Not like pain — but like truth searing every part of him that had once been silent.

His veins lit. His skin glowed. The ring in his pocket pulsed.

And somewhere deep inside the old bones of the Academy…

A rune flared to life.

Later that night, Kaen stood outside the gates.

He didn’t bring much.

His cloak. His blade. The scroll from the Crimson Crescent.

And the fire that would never leave him again.

He looked back once — just once — at the walls that had both sheltered and betrayed him.

Then he walked forward.

Into the wild.

Into war.

Into whatever name he would carve from ash and flame.

The world beyond the Academy walls was colder than Kaen remembered.

Wind howled low through the narrow pass that led into the highlands, bending dead grass and whispering through broken stones. The sky was overcast, and somewhere behind the mist, the second moon — Kureha — had begun to wane. Only a sliver of silver remained.

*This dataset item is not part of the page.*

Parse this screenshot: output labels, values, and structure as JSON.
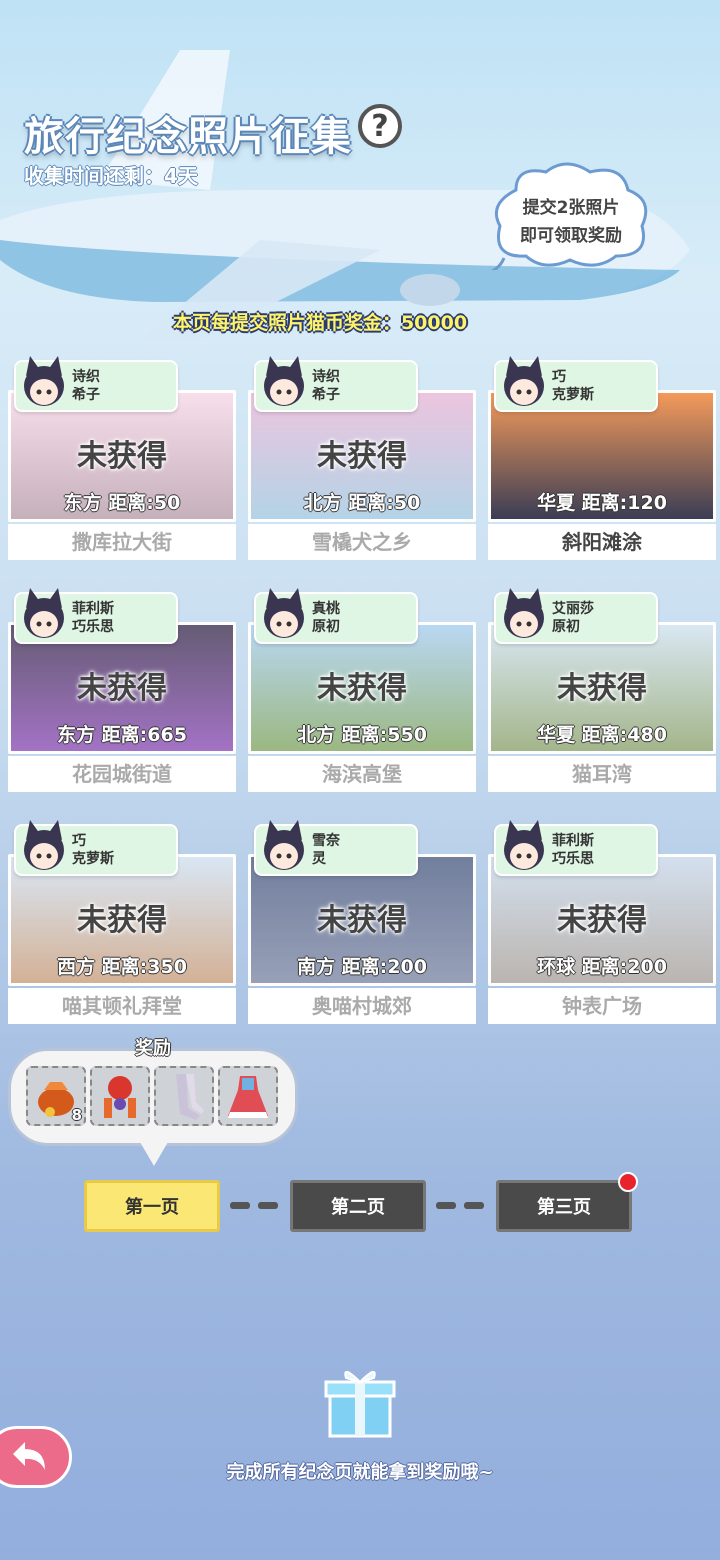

Kaen’s boots crunched softly as he moved through the pass. He hadn’t seen another soul in hours.

But he felt them.

Eyes in the dark. Breath he couldn’t hear, but sensed like a tremor beneath his skin.

He was being followed.

He stopped beside a broken pillar — half-sunken into the earth and covered in old prayer runes. It looked like the remains of an elven shrine, long abandoned.

He crouched, brushed his fingers across the cold stone.

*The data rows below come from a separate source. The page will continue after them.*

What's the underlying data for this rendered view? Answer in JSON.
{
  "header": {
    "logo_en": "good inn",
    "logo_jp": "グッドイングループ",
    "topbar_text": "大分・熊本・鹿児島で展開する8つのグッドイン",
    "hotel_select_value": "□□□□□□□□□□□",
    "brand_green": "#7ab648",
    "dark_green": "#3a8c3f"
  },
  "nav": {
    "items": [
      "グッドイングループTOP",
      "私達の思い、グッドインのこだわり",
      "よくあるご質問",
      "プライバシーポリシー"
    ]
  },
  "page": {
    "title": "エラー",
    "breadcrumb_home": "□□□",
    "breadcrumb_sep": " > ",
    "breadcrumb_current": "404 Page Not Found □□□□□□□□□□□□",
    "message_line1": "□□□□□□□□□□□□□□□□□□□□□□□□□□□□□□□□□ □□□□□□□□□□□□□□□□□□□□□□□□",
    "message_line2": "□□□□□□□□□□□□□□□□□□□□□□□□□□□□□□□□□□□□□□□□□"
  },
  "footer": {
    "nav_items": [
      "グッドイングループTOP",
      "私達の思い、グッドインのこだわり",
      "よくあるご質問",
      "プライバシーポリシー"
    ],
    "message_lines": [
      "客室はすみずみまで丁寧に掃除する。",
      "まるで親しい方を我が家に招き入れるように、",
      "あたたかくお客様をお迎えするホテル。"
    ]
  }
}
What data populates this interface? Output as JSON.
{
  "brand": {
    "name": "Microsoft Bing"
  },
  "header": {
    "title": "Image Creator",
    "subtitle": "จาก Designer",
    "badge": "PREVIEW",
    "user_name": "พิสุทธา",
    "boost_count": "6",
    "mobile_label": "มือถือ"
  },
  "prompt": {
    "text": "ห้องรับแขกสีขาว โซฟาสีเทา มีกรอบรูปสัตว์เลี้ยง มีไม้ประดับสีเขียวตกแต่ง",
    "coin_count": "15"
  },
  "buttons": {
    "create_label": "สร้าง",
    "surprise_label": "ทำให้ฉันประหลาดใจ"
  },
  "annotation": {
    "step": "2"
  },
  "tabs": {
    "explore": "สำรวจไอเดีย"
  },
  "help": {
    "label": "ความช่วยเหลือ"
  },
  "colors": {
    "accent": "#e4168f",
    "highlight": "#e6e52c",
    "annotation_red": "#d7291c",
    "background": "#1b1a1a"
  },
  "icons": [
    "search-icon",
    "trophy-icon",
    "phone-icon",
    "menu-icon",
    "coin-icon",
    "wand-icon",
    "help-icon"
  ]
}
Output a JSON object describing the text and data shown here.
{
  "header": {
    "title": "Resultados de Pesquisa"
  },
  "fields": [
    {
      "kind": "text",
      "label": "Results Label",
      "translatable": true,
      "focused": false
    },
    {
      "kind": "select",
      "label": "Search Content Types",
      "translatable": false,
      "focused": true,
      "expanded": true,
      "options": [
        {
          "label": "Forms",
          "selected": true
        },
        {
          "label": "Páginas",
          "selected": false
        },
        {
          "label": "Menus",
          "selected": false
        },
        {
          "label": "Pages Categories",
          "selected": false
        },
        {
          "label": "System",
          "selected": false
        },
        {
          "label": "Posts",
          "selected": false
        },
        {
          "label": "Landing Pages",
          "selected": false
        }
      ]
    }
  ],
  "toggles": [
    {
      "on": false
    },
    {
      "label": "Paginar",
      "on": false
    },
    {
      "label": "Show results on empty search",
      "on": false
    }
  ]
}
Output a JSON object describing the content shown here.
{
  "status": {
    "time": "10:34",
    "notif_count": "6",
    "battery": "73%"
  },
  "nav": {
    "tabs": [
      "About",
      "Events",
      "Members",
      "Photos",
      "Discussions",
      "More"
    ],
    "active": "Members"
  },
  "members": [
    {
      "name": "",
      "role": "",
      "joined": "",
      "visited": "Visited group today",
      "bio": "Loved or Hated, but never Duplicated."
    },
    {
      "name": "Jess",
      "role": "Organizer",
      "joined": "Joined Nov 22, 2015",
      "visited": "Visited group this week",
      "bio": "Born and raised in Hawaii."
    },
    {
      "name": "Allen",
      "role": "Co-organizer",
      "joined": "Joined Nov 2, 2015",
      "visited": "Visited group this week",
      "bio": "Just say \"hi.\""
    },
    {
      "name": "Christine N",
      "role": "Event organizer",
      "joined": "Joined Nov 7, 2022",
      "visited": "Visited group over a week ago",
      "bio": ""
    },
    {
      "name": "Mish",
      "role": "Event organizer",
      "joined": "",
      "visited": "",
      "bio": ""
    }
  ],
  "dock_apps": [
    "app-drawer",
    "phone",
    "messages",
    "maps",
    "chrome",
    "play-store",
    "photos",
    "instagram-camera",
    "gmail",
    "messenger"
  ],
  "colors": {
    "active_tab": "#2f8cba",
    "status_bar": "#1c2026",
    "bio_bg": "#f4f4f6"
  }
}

The moment he did, a low crack echoed behind him.

Not a rock.

Not wind.

A blade being drawn.

A shadow lunged at him from the mist — silent, swift, too fast for an ordinary man. The figure was wrapped in tattered robes, face hidden behind a bone mask carved with symbols of the Empire’s inquisitors.

Assassin.

Kaen drew his blade in one motion, parrying the strike. Sparks danced. The masked figure moved like liquid — no wasted effort, only sharp, surgical intent.

Another strike.

Kaen twisted, dodging narrowly, and drove his knee into the attacker’s chest. The figure staggered back — but only for a second.

Then came the second.

Another masked one, leaping from a ledge above. Kaen raised his hand. Flame burst from his palm, not wild but precise — it caught the second attacker mid-air and threw them into a stone wall.

Silence followed.

But it wasn’t over.

A third figure stepped from the shadows — slower, taller, unmasked.

Her skin was pale grey, her eyes black — not human.

Demon.

But not one of the aristocrats. A scout-class, perhaps — one bred for speed and silence.

“You weren’t supposed to be this far north,” she said, voice smooth like oil on water. “The Empire had you tracked heading west.”

She tilted her head. “I can still bring them your body. It doesn’t need to be intact.”

Kaen’s eyes narrowed.

“Then try.”

She vanished in a blur of motion — no chant, no spark — just shadow.

But Kaen had already stepped forward.

He didn’t fight like before.

This time, the flame that shapes as much as it scorches moved with his limbs. Not summoned — intertwined.

He ducked her strike, twisted, then unleashed a burst of heat that melted the air around him. Her skin seared on contact. She screamed and stumbled back, snarling in a tongue he didn’t recognize.

“Who sent you?” he growled.

She spat blood.

“You don’t understand what you are. You never will.”

“Then explain it.”

She laughed — then bit down on something in her mouth.

A pulse of dark mana exploded from her body, not as flame — but as rot.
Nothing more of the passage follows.